Comfort levels

If you’re an adult male like me, there are certain circumstances where pointing your camera -even in the general direction of a small kid, can get you in shit. (One time, I was approached by a mother, I assume, just for having a camera around my neck.) Helicopter moms trying to protect their little snowflake from exploitation by a big scary man, with obvious ill-intent.

Or, maybe they secretly know that their issue is just as hideous in appearance as they are, (‘got a face like the end of a hockey stick’ we used to say) and so they decide to make a scene by conveniently creating a bullshit scenario implying that someone, anyone,  would want to take an image of their ‘little precious’ for nefarious purposes in the first place.

Ugghh…

It’s pretty rare that I have a child in a shot I’ve taken. For starters, they don’t really interest me. Adults are far and away more interesting, and complex in their activities, and believe me, seeing an adult act like a child, is a sight to behold.

Secondly, I really don’t like children/kids. Stunted, smelly, and stupid little things, that are usually covered in filth, and are regularly hell-bent on destroying your peace of mind.

The above picture is one of those rare exceptions. I was actually taking pictures of the stairs at Union Stn., (There’s a picture w/o the kid in a post I did concerning perspective, a while back) and the little shit just ran into the frame as I tripped the shutter release. Grudgingly, I’ve got to admit that having a kid in the frame helps with the scale, and (arguably) improves the image.



…I’ll swear up and down that the ‘Odessa Steps’ scene from Eisenstein’s ‘Battleship Potemkin’ never crossed my mind…



Local distractions

I’ve been putting together a group of images to create another gallery for Toronto, the city where I live. I figured it wouldn’t be too hard, as I’ve amassed a ton of shots of my city over the years, so all I’d have to do was choose the ones that I liked, edit them for the web, and presto! New gallery.

Not really. 

It’s true that I’ve got a lot of shots taken in and around Toronto, but shockingly, at least to me, I don’t have much that really represents the city. Technically speaking, probably 95% of the shots I have ever taken were shot here, but probably about 99.5% of them don’t inherently represent Toronto. Filtering out the anodyne, the boring, and the shitty ones from those, leaves me with very little.

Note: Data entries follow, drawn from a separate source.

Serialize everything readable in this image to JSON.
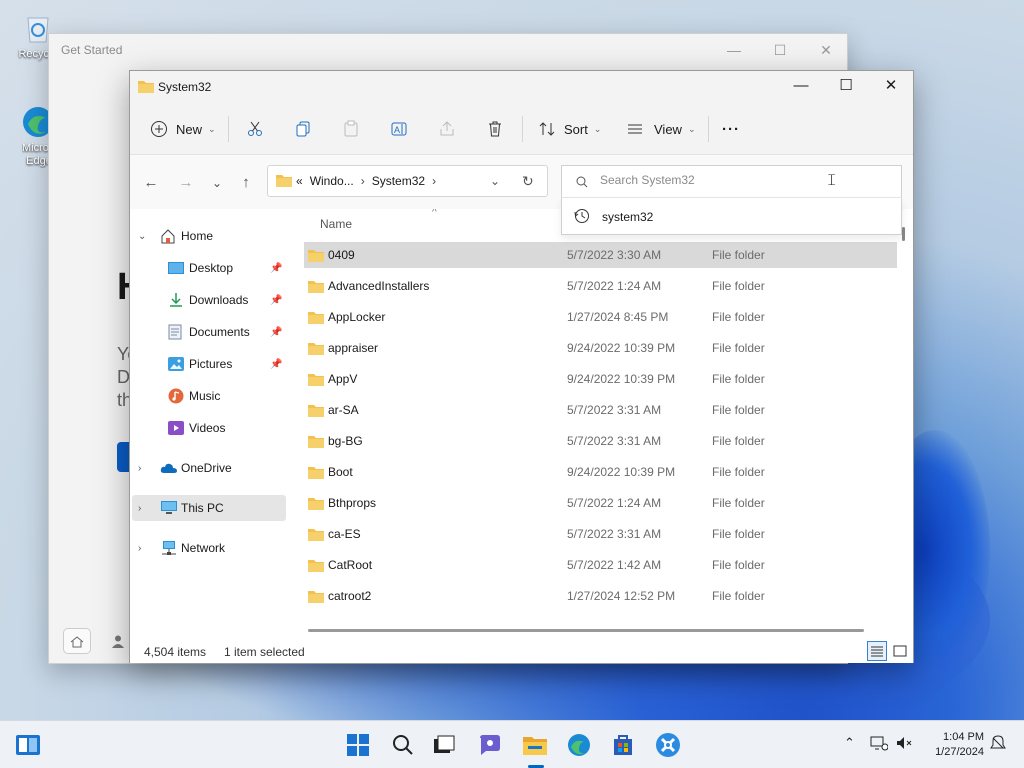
{
  "desktop": {
    "icons": [
      {
        "label": "Recycle",
        "icon": "recycle-bin-icon"
      },
      {
        "label": "Microsoft Edge",
        "icon": "edge-icon"
      }
    ]
  },
  "get_started": {
    "title": "Get Started",
    "heading": "H",
    "lines": [
      "Yo",
      "D",
      "th"
    ]
  },
  "explorer": {
    "title": "System32",
    "window_controls": {
      "minimize": "—",
      "maximize": "☐",
      "close": "✕"
    },
    "toolbar": {
      "new_label": "New",
      "sort_label": "Sort",
      "view_label": "View",
      "more_label": "···"
    },
    "address": {
      "prefix": "«",
      "crumbs": [
        "Windo...",
        "System32"
      ]
    },
    "search": {
      "placeholder": "Search System32",
      "suggestion": "system32"
    },
    "sidebar": {
      "items": [
        {
          "label": "Home",
          "icon": "home-icon"
        },
        {
          "label": "Desktop",
          "icon": "desktop-icon",
          "pinned": true
        },
        {
          "label": "Downloads",
          "icon": "downloads-icon",
          "pinned": true
        },
        {
          "label": "Documents",
          "icon": "documents-icon",
          "pinned": true
        },
        {
          "label": "Pictures",
          "icon": "pictures-icon",
          "pinned": true
        },
        {
          "label": "Music",
          "icon": "music-icon"
        },
        {
          "label": "Videos",
          "icon": "videos-icon"
        },
        {
          "label": "OneDrive",
          "icon": "onedrive-icon"
        },
        {
          "label": "This PC",
          "icon": "this-pc-icon"
        },
        {
          "label": "Network",
          "icon": "network-icon"
        }
      ]
    },
    "columns": {
      "name": "Name"
    },
    "files": [
      {
        "name": "0409",
        "date": "5/7/2022 3:30 AM",
        "type": "File folder"
      },
      {
        "name": "AdvancedInstallers",
        "date": "5/7/2022 1:24 AM",
        "type": "File folder"
      },
      {
        "name": "AppLocker",
        "date": "1/27/2024 8:45 PM",
        "type": "File folder"
      },
      {
        "name": "appraiser",
        "date": "9/24/2022 10:39 PM",
        "type": "File folder"
      },
      {
        "name": "AppV",
        "date": "9/24/2022 10:39 PM",
        "type": "File folder"
      },
      {
        "name": "ar-SA",
        "date": "5/7/2022 3:31 AM",
        "type": "File folder"
      },
      {
        "name": "bg-BG",
        "date": "5/7/2022 3:31 AM",
        "type": "File folder"
      },
      {
        "name": "Boot",
        "date": "9/24/2022 10:39 PM",
        "type": "File folder"
      },
      {
        "name": "Bthprops",
        "date": "5/7/2022 1:24 AM",
        "type": "File folder"
      },
      {
        "name": "ca-ES",
        "date": "5/7/2022 3:31 AM",
        "type": "File folder"
      },
      {
        "name": "CatRoot",
        "date": "5/7/2022 1:42 AM",
        "type": "File folder"
      },
      {
        "name": "catroot2",
        "date": "1/27/2024 12:52 PM",
        "type": "File folder"
      }
    ],
    "status": {
      "count": "4,504 items",
      "selected": "1 item selected"
    }
  },
  "taskbar": {
    "time": "1:04 PM",
    "date": "1/27/2024"
  },
  "colors": {
    "accent": "#0067c0",
    "folder": "#f2c14e",
    "selection": "#d9d9d9"
  }
}
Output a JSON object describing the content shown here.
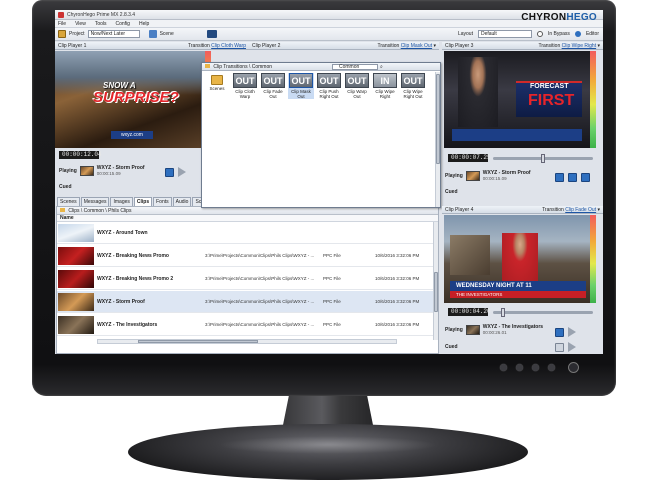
{
  "app": {
    "title": "ChyronHego Prime MX 2.8.3.4",
    "brand_left": "CHYRON",
    "brand_right": "HEGO"
  },
  "menu": [
    "File",
    "View",
    "Tools",
    "Config",
    "Help"
  ],
  "toolbar": {
    "project_label": "Project",
    "project_value": "Now/Next Later",
    "scene_label": "Scene",
    "layout_label": "Layout",
    "layout_value": "Default",
    "bypass_label": "In Bypass",
    "editor_label": "Editor"
  },
  "player1": {
    "title": "Clip Player 1",
    "transition_label": "Transition",
    "transition_value": "Clip Cloth Warp",
    "video_text_small": "SNOW A",
    "video_text_big": "SURPRISE?",
    "video_logo": "wxyz.com",
    "timecode": "00:00:12.04",
    "playing_label": "Playing",
    "clip_name": "WXYZ - Storm Proof",
    "clip_time": "00:00:15.09",
    "cued_label": "Cued"
  },
  "player2": {
    "title": "Clip Player 2",
    "transition_label": "Transition",
    "transition_value": "Clip Mask Out"
  },
  "player3": {
    "title": "Clip Player 3",
    "transition_label": "Transition",
    "transition_value": "Clip Wipe Right",
    "video_text_small": "FORECAST",
    "video_text_big": "FIRST",
    "timecode": "00:00:07.25",
    "playing_label": "Playing",
    "clip_name": "WXYZ - Storm Proof",
    "clip_time": "00:00:15.09",
    "cued_label": "Cued"
  },
  "player4": {
    "title": "Clip Player 4",
    "transition_label": "Transition",
    "transition_value": "Clip Fade Out",
    "lower_third": "WEDNESDAY NIGHT AT 11",
    "lower_third_sub": "THE INVESTIGATORS",
    "timecode": "00:00:04.20",
    "playing_label": "Playing",
    "clip_name": "WXYZ - The Investigators",
    "clip_time": "00:00:26.01",
    "cued_label": "Cued"
  },
  "picker": {
    "breadcrumb": "Clip Transitions  \\  Common",
    "search_value": "Common",
    "items": [
      {
        "tile": "",
        "label": "Scenes"
      },
      {
        "tile": "OUT",
        "label": "Clip Cloth Warp"
      },
      {
        "tile": "OUT",
        "label": "Clip Fade Out"
      },
      {
        "tile": "OUT",
        "label": "Clip Mask Out"
      },
      {
        "tile": "OUT",
        "label": "Clip Push Right Out"
      },
      {
        "tile": "OUT",
        "label": "Clip Warp Out"
      },
      {
        "tile": "IN",
        "label": "Clip Wipe Right"
      },
      {
        "tile": "OUT",
        "label": "Clip Wipe Right Out"
      }
    ]
  },
  "tabs": [
    "Scenes",
    "Messages",
    "Images",
    "Clips",
    "Fonts",
    "Audio",
    "Scripts"
  ],
  "clips_browser": {
    "breadcrumb": "Clips  \\  Common  \\  Phils Clips",
    "column_name": "Name",
    "rows": [
      {
        "name": "WXYZ - Around Town",
        "path": "",
        "type": "",
        "date": ""
      },
      {
        "name": "WXYZ - Breaking News Promo",
        "path": "3:\\Prime\\Projects\\Common\\Clips\\Phils Clips\\WXYZ - ...",
        "type": "PPC File",
        "date": "10/6/2016 3:32:06 PM"
      },
      {
        "name": "WXYZ - Breaking News Promo 2",
        "path": "3:\\Prime\\Projects\\Common\\Clips\\Phils Clips\\WXYZ - ...",
        "type": "PPC File",
        "date": "10/6/2016 3:32:06 PM"
      },
      {
        "name": "WXYZ - Storm Proof",
        "path": "3:\\Prime\\Projects\\Common\\Clips\\Phils Clips\\WXYZ - ...",
        "type": "PPC File",
        "date": "10/6/2016 3:32:06 PM"
      },
      {
        "name": "WXYZ - The Investigators",
        "path": "3:\\Prime\\Projects\\Common\\Clips\\Phils Clips\\WXYZ - ...",
        "type": "PPC File",
        "date": "10/6/2016 3:32:06 PM"
      }
    ]
  }
}
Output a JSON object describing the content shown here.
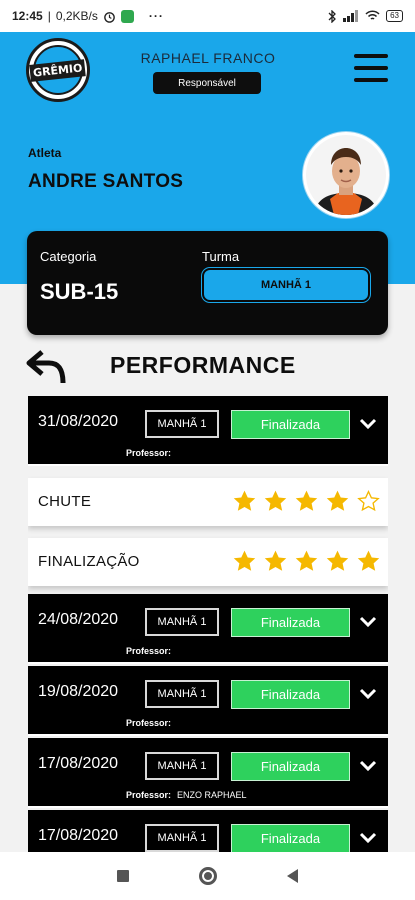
{
  "status_bar": {
    "time": "12:45",
    "network_speed": "0,2KB/s",
    "more": "···",
    "battery": "63"
  },
  "header": {
    "logo_text": "GRÊMIO",
    "user_name": "RAPHAEL FRANCO",
    "user_role": "Responsável",
    "athlete_label": "Atleta",
    "athlete_name": "ANDRE SANTOS"
  },
  "category_card": {
    "category_label": "Categoria",
    "category_value": "SUB-15",
    "class_label": "Turma",
    "class_value": "MANHÃ 1"
  },
  "performance": {
    "title": "PERFORMANCE",
    "professor_label": "Professor:",
    "sessions": [
      {
        "date": "31/08/2020",
        "class": "MANHÃ 1",
        "status": "Finalizada",
        "professor": ""
      },
      {
        "date": "24/08/2020",
        "class": "MANHÃ 1",
        "status": "Finalizada",
        "professor": ""
      },
      {
        "date": "19/08/2020",
        "class": "MANHÃ 1",
        "status": "Finalizada",
        "professor": ""
      },
      {
        "date": "17/08/2020",
        "class": "MANHÃ 1",
        "status": "Finalizada",
        "professor": "ENZO RAPHAEL"
      },
      {
        "date": "17/08/2020",
        "class": "MANHÃ 1",
        "status": "Finalizada",
        "professor": ""
      }
    ],
    "skills": [
      {
        "name": "CHUTE",
        "rating": 4,
        "max": 5
      },
      {
        "name": "FINALIZAÇÃO",
        "rating": 5,
        "max": 5
      }
    ]
  },
  "colors": {
    "brand_blue": "#1aa7ea",
    "status_green": "#2ed15d",
    "star_gold": "#f5b800"
  },
  "icons": [
    "back-arrow-icon",
    "menu-icon",
    "chevron-down-icon",
    "star-icon",
    "nav-recents-icon",
    "nav-home-icon",
    "nav-back-icon"
  ]
}
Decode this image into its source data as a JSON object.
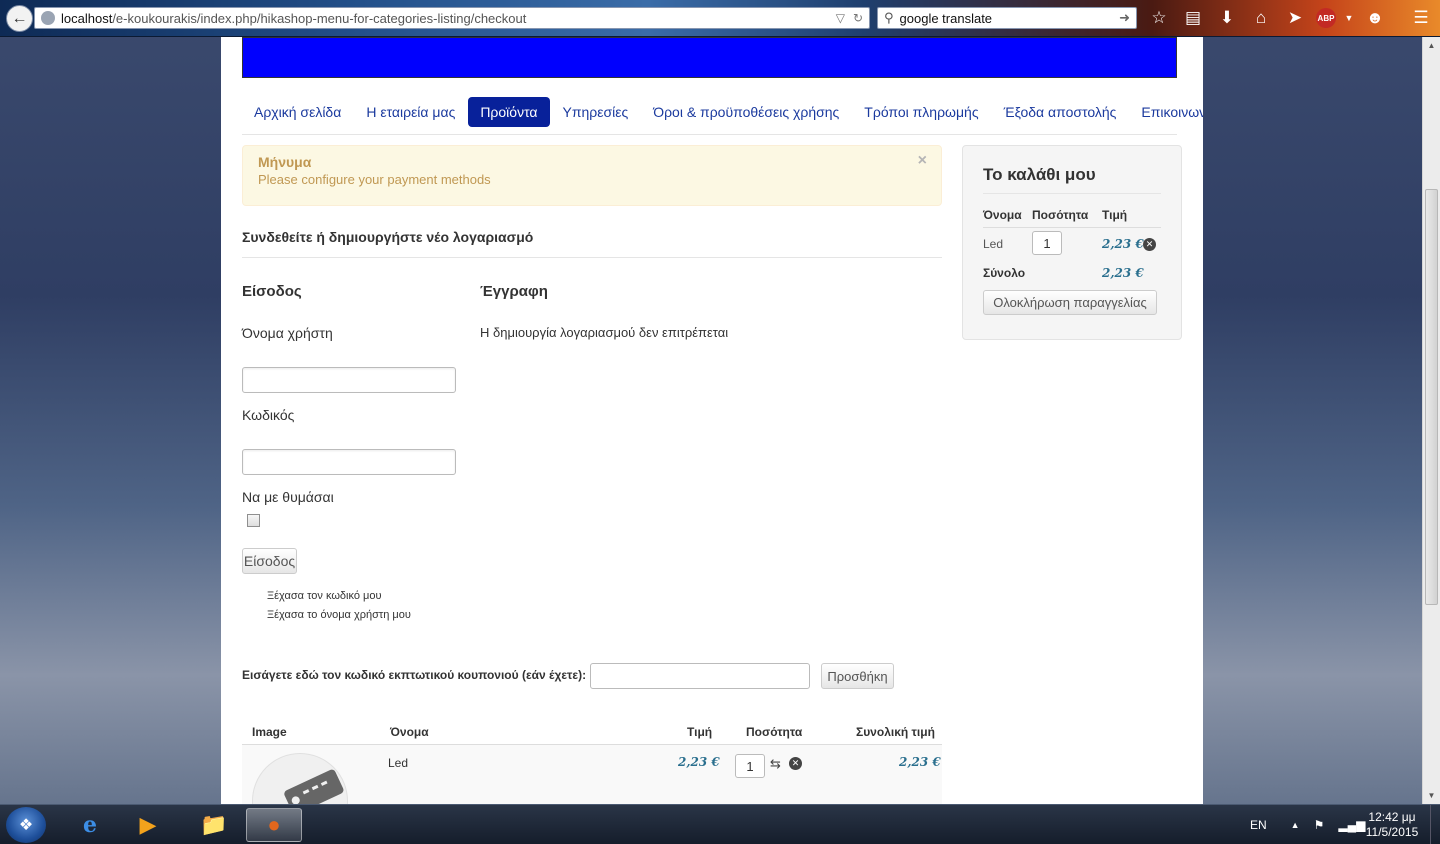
{
  "browser": {
    "url_host": "localhost",
    "url_path": "/e-koukourakis/index.php/hikashop-menu-for-categories-listing/checkout",
    "search_value": "google translate",
    "abp_label": "ABP"
  },
  "nav": {
    "items": [
      {
        "label": "Αρχική σελίδα",
        "active": false
      },
      {
        "label": "Η εταιρεία μας",
        "active": false
      },
      {
        "label": "Προϊόντα",
        "active": true
      },
      {
        "label": "Υπηρεσίες",
        "active": false
      },
      {
        "label": "Όροι & προϋποθέσεις χρήσης",
        "active": false
      },
      {
        "label": "Τρόποι πληρωμής",
        "active": false
      },
      {
        "label": "Έξοδα αποστολής",
        "active": false
      },
      {
        "label": "Επικοινωνία",
        "active": false
      }
    ]
  },
  "alert": {
    "title": "Μήνυμα",
    "message": "Please configure your payment methods",
    "close": "×"
  },
  "login": {
    "heading": "Συνδεθείτε ή δημιουργήστε νέο λογαριασμό",
    "login_title": "Είσοδος",
    "register_title": "Έγγραφη",
    "username_label": "Όνομα χρήστη",
    "password_label": "Κωδικός",
    "remember_label": "Να με θυμάσαι",
    "submit_label": "Είσοδος",
    "forgot_password": "Ξέχασα τον κωδικό μου",
    "forgot_username": "Ξέχασα το όνομα χρήστη μου",
    "register_disabled": "Η δημιουργία λογαριασμού δεν επιτρέπεται"
  },
  "coupon": {
    "label": "Εισάγετε εδώ τον κωδικό εκπτωτικού κουπονιού (εάν έχετε):",
    "button": "Προσθήκη"
  },
  "cart_table": {
    "headers": {
      "image": "Image",
      "name": "Όνομα",
      "price": "Τιμή",
      "qty": "Ποσότητα",
      "total": "Συνολική τιμή"
    },
    "rows": [
      {
        "name": "Led",
        "price": "2,23 €",
        "qty": "1",
        "total": "2,23 €"
      }
    ]
  },
  "mini_cart": {
    "title": "Το καλάθι μου",
    "headers": {
      "name": "Όνομα",
      "qty": "Ποσότητα",
      "price": "Τιμή"
    },
    "item": {
      "name": "Led",
      "qty": "1",
      "price": "2,23 €"
    },
    "total_label": "Σύνολο",
    "total_value": "2,23 €",
    "checkout_button": "Ολοκλήρωση παραγγελίας"
  },
  "taskbar": {
    "lang": "EN",
    "time": "12:42 μμ",
    "date": "11/5/2015"
  },
  "colors": {
    "nav_active": "#08219a",
    "banner": "#0000fe",
    "alert_bg": "#fcf8e3",
    "alert_text": "#c09853",
    "price": "#2a6f8e"
  }
}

It got me thinking, ‘what makes an image representative of a city?’ The skyline? Tourist areas? Famous landmarks?

My conclusion? What makes an image representative of a city is usually something, or somewhere that I have no interest in.

Toronto isn’t a particularly pretty city like Vancouver, it doesn’t have the history of Rome, the art and culture of Paris, the drama and excitement of New York, or the architecture of Chicago. It’s just a big city, and like us Canadians, kind of boring, really. But I can see how, to a first-timer, especially one visiting from a smaller city, it might seem a little exciting. Oddly enough though, a local like me is probably the worst person to ask about things to do and see here. (I kinda’ suspect that that might be the case from those living in other ‘great’ cities around the world) I mean, I could tell you how to get to certain places; where to find the cheapest food and cigarettes, etc., and I’m pretty good with directions, but quick reviews about a few of the big  attractions? Nah. Never been. I think that for a lot of the ‘locals’ that stuff is tourist shit. Stuff for outsiders.

Sure, I’ve been to the Hockey Hall of Fame, the Art Gallery of Ontario (regularly), hell, even the aquarium, but to the top of the CN tower? Nope. And major shopping centres, and streets? Hell no. Been there, but you’ve practically got to threaten me with death to return.

I guess that’s why my pictures of Toronto don’t have much that makes them very Toronto-ish. My Toronto shots are exactly what they should be: My perspective -for better or worse…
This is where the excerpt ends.